Um, well, okay. Thanks for that principled stand, Sen. Reid.

In a speech today, Illinois Senator Dick Durbin, the Senate's No. 2 Democrat, said praised the four Republicans ``who had the courage to speak'' and who voted with 11 Democrats to pass the alternative detainees-tribunal proposal. ``There is a way for us to protect America and not lose our values,'' Durbin said.

``I hope the administration will re-evaluate'' the legislation and ``move forward with us on a bipartisan basis,'' Durbin said.

Well, I guess the new definition of bi-partisanship in the U.S. is Republicans disagreeing with each other. Welcome to the Union of Soviet Socialist Republicans.

Well, surely Sen. Russ Feingold (D-WI) has something to say about this issue, and if anybody can find one of his comments on this matter, please let me know. I'd love to see it.

Seriously, why are the Democrats on the sidelines on this issue? The principle that torture is bad is one of the most basic American principles. Why the fuck can't we agree on even that? Why the fuck can't we at least fight against the use of torture by this administration? Why the fuck should we compromise on that point? Have we completely given up?

1 comment:

Anonymous said...

Local NM News:

Wilson’s wiretap bill moves toward Bush view

WASHINGTON (AP) - President Bush’s stalled anti-terrorism agenda is edging forward.
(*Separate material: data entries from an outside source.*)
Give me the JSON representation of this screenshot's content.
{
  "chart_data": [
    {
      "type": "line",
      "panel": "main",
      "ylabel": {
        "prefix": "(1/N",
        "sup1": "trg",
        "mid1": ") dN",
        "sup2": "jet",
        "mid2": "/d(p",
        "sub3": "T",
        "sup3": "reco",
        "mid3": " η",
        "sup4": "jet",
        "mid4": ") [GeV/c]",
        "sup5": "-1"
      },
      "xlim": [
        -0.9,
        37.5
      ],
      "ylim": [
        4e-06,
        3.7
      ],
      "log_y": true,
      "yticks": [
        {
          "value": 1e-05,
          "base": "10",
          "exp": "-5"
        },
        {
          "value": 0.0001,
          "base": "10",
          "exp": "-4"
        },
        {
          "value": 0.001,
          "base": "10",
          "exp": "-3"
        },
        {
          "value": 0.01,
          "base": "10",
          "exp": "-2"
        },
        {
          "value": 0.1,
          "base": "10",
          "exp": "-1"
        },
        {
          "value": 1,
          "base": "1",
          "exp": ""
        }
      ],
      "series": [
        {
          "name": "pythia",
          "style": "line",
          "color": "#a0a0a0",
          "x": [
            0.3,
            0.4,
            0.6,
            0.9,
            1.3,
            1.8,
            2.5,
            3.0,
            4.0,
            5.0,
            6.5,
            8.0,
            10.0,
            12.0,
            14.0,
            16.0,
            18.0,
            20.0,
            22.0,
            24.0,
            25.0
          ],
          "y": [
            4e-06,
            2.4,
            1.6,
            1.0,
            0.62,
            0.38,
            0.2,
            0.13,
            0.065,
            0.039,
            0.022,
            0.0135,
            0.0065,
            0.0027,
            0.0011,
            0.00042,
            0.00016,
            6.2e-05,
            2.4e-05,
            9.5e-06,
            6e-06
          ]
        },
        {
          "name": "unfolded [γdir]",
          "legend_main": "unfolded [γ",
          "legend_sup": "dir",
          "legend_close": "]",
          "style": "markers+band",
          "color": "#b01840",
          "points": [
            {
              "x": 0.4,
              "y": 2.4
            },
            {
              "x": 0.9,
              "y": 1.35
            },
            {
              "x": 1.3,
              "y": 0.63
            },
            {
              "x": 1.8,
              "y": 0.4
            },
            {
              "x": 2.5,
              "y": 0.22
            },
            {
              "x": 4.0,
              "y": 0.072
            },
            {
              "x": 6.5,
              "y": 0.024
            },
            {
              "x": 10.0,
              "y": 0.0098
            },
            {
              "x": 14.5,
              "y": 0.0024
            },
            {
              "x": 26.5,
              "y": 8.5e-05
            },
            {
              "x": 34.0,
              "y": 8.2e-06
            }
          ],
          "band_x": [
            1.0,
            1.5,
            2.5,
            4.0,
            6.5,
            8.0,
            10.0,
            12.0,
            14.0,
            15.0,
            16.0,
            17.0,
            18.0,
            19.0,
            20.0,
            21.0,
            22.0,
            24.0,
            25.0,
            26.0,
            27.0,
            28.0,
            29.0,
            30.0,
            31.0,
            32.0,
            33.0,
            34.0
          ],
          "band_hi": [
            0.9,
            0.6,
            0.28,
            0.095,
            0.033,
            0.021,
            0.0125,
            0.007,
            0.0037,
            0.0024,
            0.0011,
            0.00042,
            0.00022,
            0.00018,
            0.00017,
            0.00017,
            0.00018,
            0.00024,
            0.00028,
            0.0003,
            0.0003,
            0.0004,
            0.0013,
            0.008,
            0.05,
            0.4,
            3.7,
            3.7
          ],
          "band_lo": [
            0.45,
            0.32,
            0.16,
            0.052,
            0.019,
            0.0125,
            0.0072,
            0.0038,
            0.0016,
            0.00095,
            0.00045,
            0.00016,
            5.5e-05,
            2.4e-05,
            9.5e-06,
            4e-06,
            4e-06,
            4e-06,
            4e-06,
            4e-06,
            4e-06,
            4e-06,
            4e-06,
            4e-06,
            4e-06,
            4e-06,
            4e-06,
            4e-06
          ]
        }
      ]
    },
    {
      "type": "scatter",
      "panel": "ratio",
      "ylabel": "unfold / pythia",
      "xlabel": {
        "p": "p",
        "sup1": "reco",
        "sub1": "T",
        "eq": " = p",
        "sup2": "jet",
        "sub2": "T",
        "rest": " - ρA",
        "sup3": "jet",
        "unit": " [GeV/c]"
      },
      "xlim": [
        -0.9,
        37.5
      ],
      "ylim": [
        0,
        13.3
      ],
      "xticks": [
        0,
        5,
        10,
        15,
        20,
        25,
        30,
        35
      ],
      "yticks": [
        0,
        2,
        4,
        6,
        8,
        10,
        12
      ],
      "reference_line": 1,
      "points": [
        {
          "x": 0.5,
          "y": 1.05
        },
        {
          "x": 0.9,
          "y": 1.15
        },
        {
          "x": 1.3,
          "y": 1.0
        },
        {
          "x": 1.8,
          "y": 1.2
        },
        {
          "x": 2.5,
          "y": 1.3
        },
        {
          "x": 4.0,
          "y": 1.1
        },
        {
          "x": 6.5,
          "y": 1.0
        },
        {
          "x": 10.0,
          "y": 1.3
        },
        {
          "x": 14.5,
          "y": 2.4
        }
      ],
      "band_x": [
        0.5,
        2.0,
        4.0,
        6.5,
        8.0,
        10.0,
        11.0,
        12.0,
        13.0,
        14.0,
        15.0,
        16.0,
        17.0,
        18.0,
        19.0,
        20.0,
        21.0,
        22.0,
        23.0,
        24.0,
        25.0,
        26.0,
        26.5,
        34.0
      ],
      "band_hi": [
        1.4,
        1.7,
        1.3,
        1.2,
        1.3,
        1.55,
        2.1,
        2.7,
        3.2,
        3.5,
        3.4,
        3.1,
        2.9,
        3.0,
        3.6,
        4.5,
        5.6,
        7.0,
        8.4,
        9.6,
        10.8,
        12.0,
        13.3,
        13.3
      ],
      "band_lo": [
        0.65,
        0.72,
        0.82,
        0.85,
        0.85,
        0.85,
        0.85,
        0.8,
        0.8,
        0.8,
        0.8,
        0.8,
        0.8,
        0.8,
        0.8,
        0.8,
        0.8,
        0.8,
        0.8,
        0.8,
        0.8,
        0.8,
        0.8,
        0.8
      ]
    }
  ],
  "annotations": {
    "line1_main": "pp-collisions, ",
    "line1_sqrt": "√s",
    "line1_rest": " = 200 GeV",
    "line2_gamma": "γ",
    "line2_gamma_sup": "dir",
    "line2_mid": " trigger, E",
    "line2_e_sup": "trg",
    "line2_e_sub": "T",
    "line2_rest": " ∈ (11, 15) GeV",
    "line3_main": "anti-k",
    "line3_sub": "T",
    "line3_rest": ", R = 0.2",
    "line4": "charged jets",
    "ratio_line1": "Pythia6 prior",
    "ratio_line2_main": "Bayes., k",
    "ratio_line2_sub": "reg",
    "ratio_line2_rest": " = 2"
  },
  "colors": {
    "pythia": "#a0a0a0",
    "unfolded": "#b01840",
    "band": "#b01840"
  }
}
New Mexico Republican Representative Heather Wilson has rewritten her bill on wiretaps more to Bush’s liking and maverick Senate Republicans have reopened talks over how to handle detainees.

Wilson on Tuesday offered to substitute her original bill on giving legal status to Bush’s warrantless surveillance program with a measure that would grant a key administration request—allow wiretapping on Americans in the event of an “imminent” terrorist attack.

In exchange, the administration would be required to share with Congress more details of the nature of the threat.

Wilson’s substitute represents a possible breakthrough in a bitter, election-season rift between the White House and GOP leaders on one side and Republican lawmakers concerned about Bush’s use of executive authority in his war on terror.

So, "Halliburton" Heather is a phoney just like the rest.

If the Dems don't stand up, we're done. And they're afraid to stand up because they will be labeled "soft on terror". We been sold out.